Shrek Forever After
Directed by: Mike Mitchell
Written by: Josh Klausner and Darren Lemke (screenplay)
Starring: Mike Myers, Cameron Diaz, Eddie Murphy, and Antonio Banderas
Outside of Pixar, the Shrek franchise is probably the most famous digital animation escapade. The first Shrek is widely considered a classic, an uproarious send-up of the Disney fairy tale. The subsequent entries have all had their share of laughs, but none have matched the first one for blending heart-warming story with beautifully done satire.
The same is true with Shrek Forever After, the fourth and (they say) final installment in the series. This one finds Shrek (Mike Myers) discontent and emasculated as the head of his new ogre family. His first part in the movie begins with an intentionally redundant montage sequence showing the repetitiveness of his every day life with his three kids and his wife Fiona (Cameron Diaz.)
The rest of the movie follows Shrek as he pays for his discontent by making a fool’s bargain with Rumpelstiltskin (Walt Dohrn) and trades one day in his life for one day as an unhinged ogre. The impish Stiltskin tricks him, taking back the day he was born and sending him to a world where he never existed. From here on out, it’s a not so wonderful life.

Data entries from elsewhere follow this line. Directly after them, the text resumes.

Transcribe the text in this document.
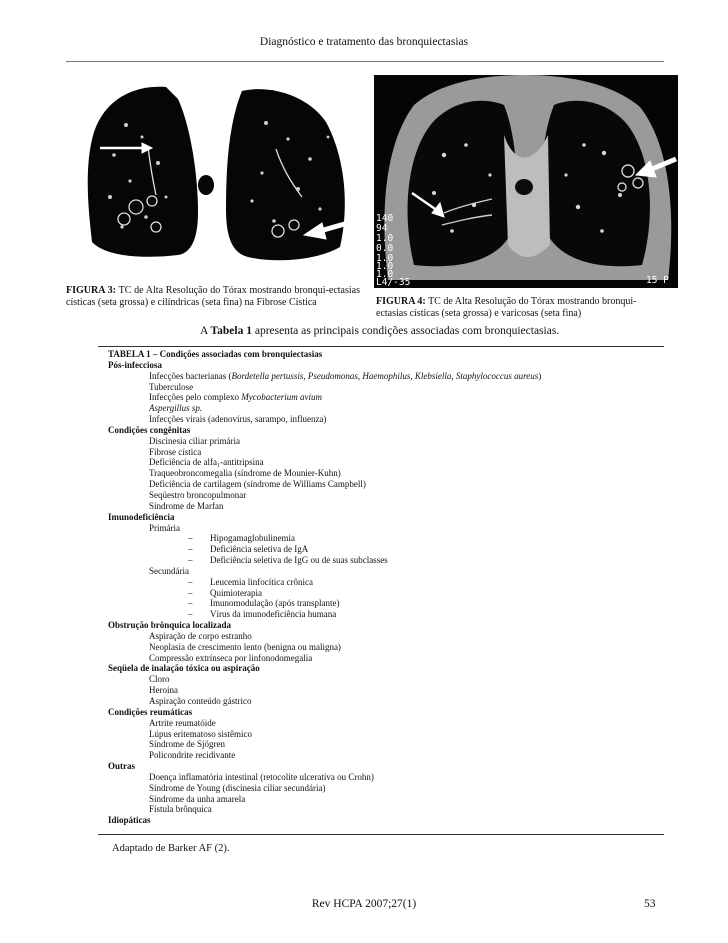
Diagnóstico e tratamento das bronquiectasias
40
4
.0
.0
.0
140
94
1.0
0.0
1.0
1.0
1.0
L4/-35	15 P
FIGURA 3: TC de Alta Resolução do Tórax mostrando bronqui-ectasias císticas (seta grossa) e cilíndricas (seta fina) na Fibrose Cística	FIGURA 4: TC de Alta Resolução do Tórax mostrando bronqui-ectasias císticas (seta grossa) e varicosas (seta fina)
A Tabela 1 apresenta as principais condições associadas com bronquiectasias.
TABELA 1 – Condições associadas com bronquiectasias
Pós-infecciosa
Infecções bacterianas (Bordetella pertussis, Pseudomonas, Haemophilus, Klebsiella, Staphylococcus aureus)
Tuberculose
Infecções pelo complexo Mycobacterium avium
Aspergillus sp.
Infecções virais (adenovírus, sarampo, influenza)
Condições congênitas
Discinesia ciliar primária
Fibrose cística
Deficiência de alfa₁-antitripsina
Traqueobroncomegalia (síndrome de Mounier-Kuhn)
Deficiência de cartilagem (síndrome de Williams Campbell)
Seqüestro broncopulmonar
Síndrome de Marfan
Imunodeficiência
Primária
–	Hipogamaglobulinemia
–	Deficiência seletiva de IgA
–	Deficiência seletiva de IgG ou de suas subclasses
Secundária
–	Leucemia linfocítica crônica
–	Quimioterapia
–	Imunomodulação (após transplante)
–	Vírus da imunodeficiência humana
Obstrução brônquica localizada
Aspiração de corpo estranho
Neoplasia de crescimento lento (benigna ou maligna)
Compressão extrínseca por linfonodomegalia
Seqüela de inalação tóxica ou aspiração
Cloro
Heroína
Aspiração conteúdo gástrico
Condições reumáticas
Artrite reumatóide
Lúpus eritematoso sistêmico
Síndrome de Sjögren
Policondrite recidivante
Outras
Doença inflamatória intestinal (retocolite ulcerativa ou Crohn)
Síndrome de Young (discinesia ciliar secundária)
Síndrome da unha amarela
Fístula brônquica
Idiopáticas
Adaptado de Barker AF (2).
Rev HCPA 2007;27(1)	53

Many parallels can be drawn to this film in the series and Frank Capra’s classic film. In fact, the message of the movie is the exact same.
None of his old friends are living good lives. Donkey (Eddie Murphy) is pulling a prison carriage and being whipped by witches when they want him to sing a different song. Puss ‘N Boots (Antonio Banderas) has let himself go, now a plump, lazy cat reduced to looking forward to being brushed twice a day. Fiona is perhaps the best out of them all, now leading an ogre resistance against Stiltskin and his band of witches.
As far as visuals in this movie go, nothing is really overwhelmingly excellent. The character designs are all adequate and in place, but aside from an exciting escape scene and the final battle scene, the 3D isn’t put to much use at all. In fact, the 3D battles in any film other than Avatar all seem to be the exact same. Movies like this are better served staying innovative within the narrative.
The biggest redeemer in Forever After are the characters. This franchise has always had that going for it, and here is no different. Along with the usual four, Rumplestiltskin is a wonderfully menacing addition. Voiced by one of the Animation story editors, Walt Dohrn, he prowls the screen with a Napoleon complex for the ages.
Myers, Diaz, Murphy, and Banderas all bring their characters to life with zesty, if not so original, voice work. When you have big stars, and they’ve worked together on previous films in the same franchise, it’s not likely to be crap. The thing that hurts this film the most is how safe it is, and though there is talent, none of it really goes anywhere.
As far as series’ go, you could do much worse than Shrek. The people at Dreamworks know what they’re doing, and this is their signature franchise. However, as always, the animated pixels are better left to Pixar.